Volar con el ala rota




La mayor cuestión que me he planteado (aparte de las sanitarias) desde el pasado mes de Marzo es como nos afectará esta pandemia como sociedad. Al principio, cuando saltaron todas las alarmas y el gobierno nos confinó en nuestros hogares no tenía lugar a dudas que una vez pasara el temporal saldríamos mejores. Tal vez esta nube negra era el punto y aparte que necesitaba nuestra sociedad consumista y carcomida para coger aire y volar.  Éramos el pájaro herido que picotea el cristal de la ventana esperando al hombre que cada tarde nos arroja pan. ¿Cómo no íbamos a darnos cuenta que este tren de vida apresurado  nos lleva a un agotamiento como especie? Nos estábamos devorando a nosotros mismos como un Saturno gigante y globalizado y no debíamos dejar pasar la oportunidad para pulsar el botón de reinicio y salir a la calle con unas nuevas pupilas de ver el mundo.

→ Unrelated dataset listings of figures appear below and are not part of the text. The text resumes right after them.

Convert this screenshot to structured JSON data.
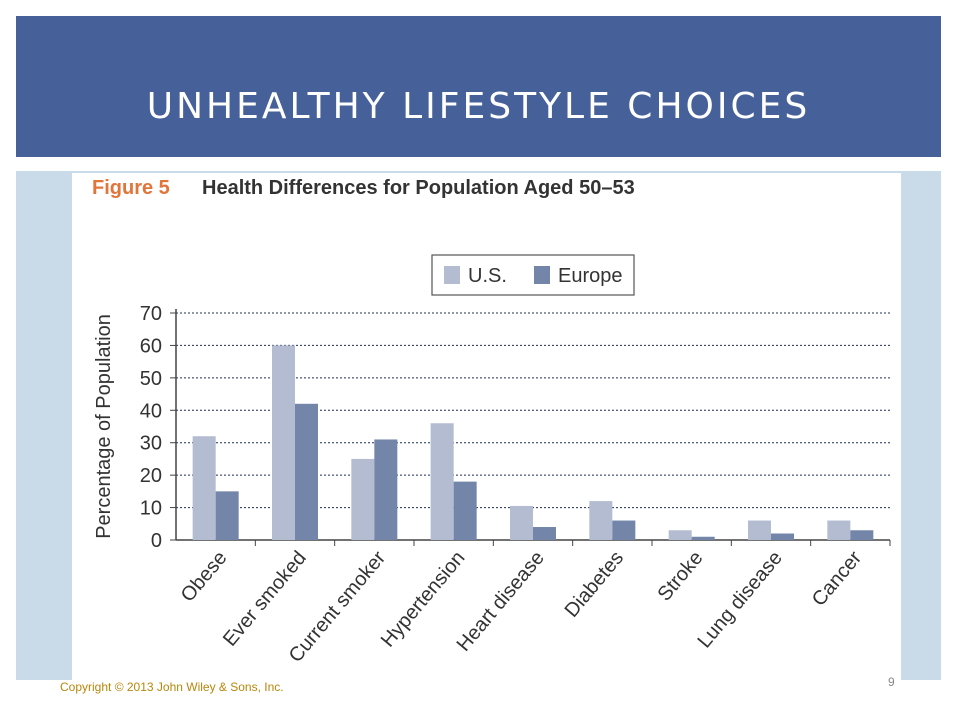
{
  "slide": {
    "title": "UNHEALTHY LIFESTYLE CHOICES",
    "copyright": "Copyright © 2013 John Wiley & Sons, Inc.",
    "page_number": "9"
  },
  "colors": {
    "header_bg": "#46609a",
    "panel_bg": "#c9dbe8",
    "us": "#b4bcd2",
    "europe": "#7385a8",
    "figure_label": "#e2753a"
  },
  "chart_data": {
    "type": "bar",
    "figure_label": "Figure 5",
    "title": "Health Differences for Population Aged 50–53",
    "ylabel": "Percentage of Population",
    "xlabel": "",
    "ylim": [
      0,
      70
    ],
    "yticks": [
      0,
      10,
      20,
      30,
      40,
      50,
      60,
      70
    ],
    "grid": true,
    "legend_position": "top-center",
    "categories": [
      "Obese",
      "Ever smoked",
      "Current smoker",
      "Hypertension",
      "Heart disease",
      "Diabetes",
      "Stroke",
      "Lung disease",
      "Cancer"
    ],
    "series": [
      {
        "name": "U.S.",
        "values": [
          32,
          60,
          25,
          36,
          10.5,
          12,
          3,
          6,
          6
        ]
      },
      {
        "name": "Europe",
        "values": [
          15,
          42,
          31,
          18,
          4,
          6,
          1,
          2,
          3
        ]
      }
    ]
  }
}
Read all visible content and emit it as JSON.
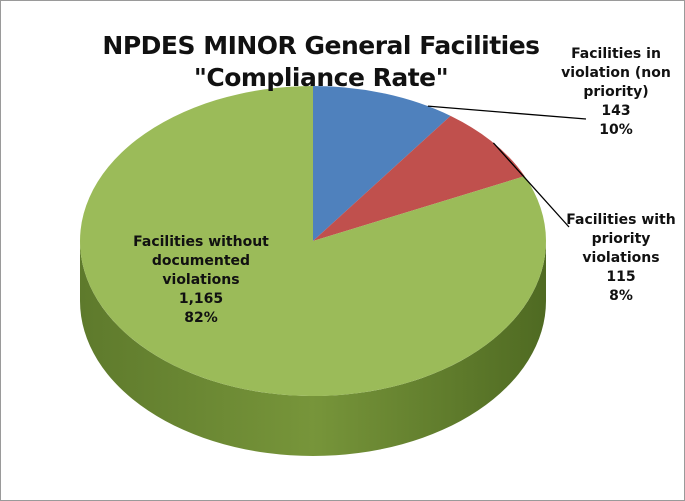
{
  "chart_data": {
    "type": "pie",
    "title": [
      "NPDES MINOR General Facilities",
      "\"Compliance Rate\""
    ],
    "categories": [
      "Facilities in violation (non priority)",
      "Facilities with priority violations",
      "Facilities without documented violations"
    ],
    "values": [
      143,
      115,
      1165
    ],
    "value_labels": [
      "143",
      "115",
      "1,165"
    ],
    "percents": [
      10,
      8,
      82
    ],
    "percent_labels": [
      "10%",
      "8%",
      "82%"
    ],
    "colors": [
      "#4f81bd",
      "#c0504d",
      "#9bbb59"
    ]
  }
}
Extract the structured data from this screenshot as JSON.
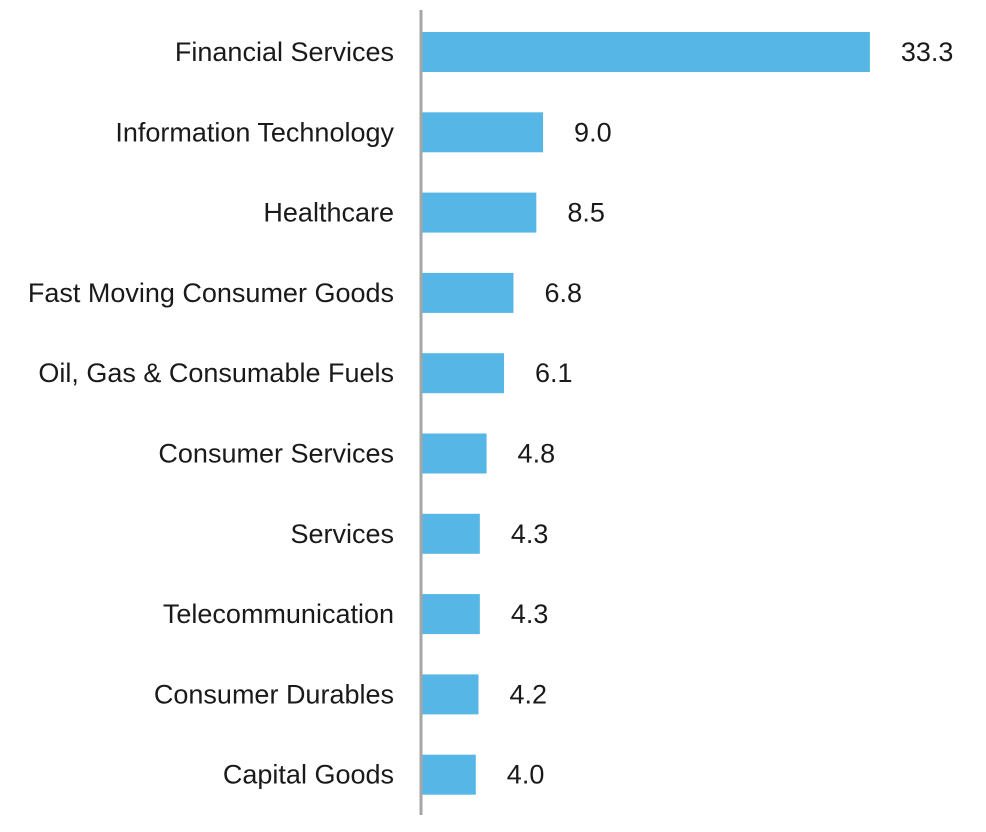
{
  "chart_data": {
    "type": "bar",
    "orientation": "horizontal",
    "title": "",
    "xlabel": "",
    "ylabel": "",
    "categories": [
      "Financial Services",
      "Information Technology",
      "Healthcare",
      "Fast Moving Consumer Goods",
      "Oil, Gas & Consumable Fuels",
      "Consumer Services",
      "Services",
      "Telecommunication",
      "Consumer Durables",
      "Capital Goods"
    ],
    "values": [
      33.3,
      9.0,
      8.5,
      6.8,
      6.1,
      4.8,
      4.3,
      4.3,
      4.2,
      4.0
    ],
    "value_labels": [
      "33.3",
      "9.0",
      "8.5",
      "6.8",
      "6.1",
      "4.8",
      "4.3",
      "4.3",
      "4.2",
      "4.0"
    ],
    "xlim": [
      0,
      33.3
    ],
    "grid": false,
    "legend": "none",
    "colors": {
      "bar": "#56b6e6",
      "axis": "#a6a6a6",
      "text": "#1a1a1a"
    }
  }
}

Con el paso de los días las certezas que tal vez deseaba más que pronosticaba, comenzaron a hacer aguas. El plantel político en lugar de remar hacía el mismo puerto abría una brecha en la población y levantaba muros entre los diferentes puntos de vista. Luego llegaron las preocupantes  imágenes de calles, parques y paseos marítimos repletos de gente ¿Qué no habíamos entendido?  El hombre había oído la llamada del  pájaro y con sumo cuidado lo había metido en una jaula con pienso y agua  bajo el calor de su estufa. Pero este, a pesar del dolor, no dejaba al hombre meter su mano para acariciarlo o sostenerlo entre sus dedos un momento y  ante su amenaza soltaba el pico con furia hacía la piel. Somos tan desagradecidos que a pesar de tener el ala rota buscamos a toda costa volar. Pronto comenzaron a caerse las ilusiones, ¿Qué íbamos a cambiar como comunidad? Nada, así de triste y simple. Mirábamos al cielo arrancando hojas del calendario con el único deseo de que la tormenta pasase para salir y volver hacer lo mismo, como cuando echamos una manta encima de un trasto que pretendemos olvidar. El motor está tan bien montado que a pesar de que un engranaje rompa,  la maquinaría continua su ritmo.



Vivimos en tiempos en los que cada minuto debe exprimirse como si fuese la última naranja del frigorífico. Nos bombardean con imágenes de vidas “modelo” que pretendemos copiar sin tener en cuenta que una vez pasa el anuncio publicitario desmontan el croma. Pretendemos devorar el tiempo sin dejar que se escape ni un solo instante, pues deambulamos con angustia por calles donde la farola solo ilumina nuestra cabeza. Una vida lenta no da likes ni seguidores en las redes sociales y nos oculta como individuo,  pero tal vez nos llena de una profunda paz. Sería necesario aprender a mirar cosas simples y bellas  como el vuelo de las palomas atravesando el cielo limpio y azul de verano. Su aleteo majestuoso por encima de los tejados naranjas y el arrullo de un macho de pecho hinchado que danza detrás de una hembra. Soñamos con subir la montaña para alcanzar la cima sin detenernos un solo instante en mirar hacia abajo y contemplar el valle que hemos dejado atrás, las rocas que nos ayudan a avanzar y el aliento del compañero que nos sujeta. Cuando el pájaro está curado aletea con fuerza dentro de la jaula derramando el agua y el pan. Su instinto le obliga a volver a cruzar las nubes y escapar de los barrotes. El hombre sabedor de su voluntad abre la jaula con la esperanza inútil de que este se pose de nuevo en la ventana, pero el pájaro vuela desesperado hacia arriba atravesando las chimeneas y las copas de los árboles. 



Dedicado a la memoria de mi tío Agustín Molina.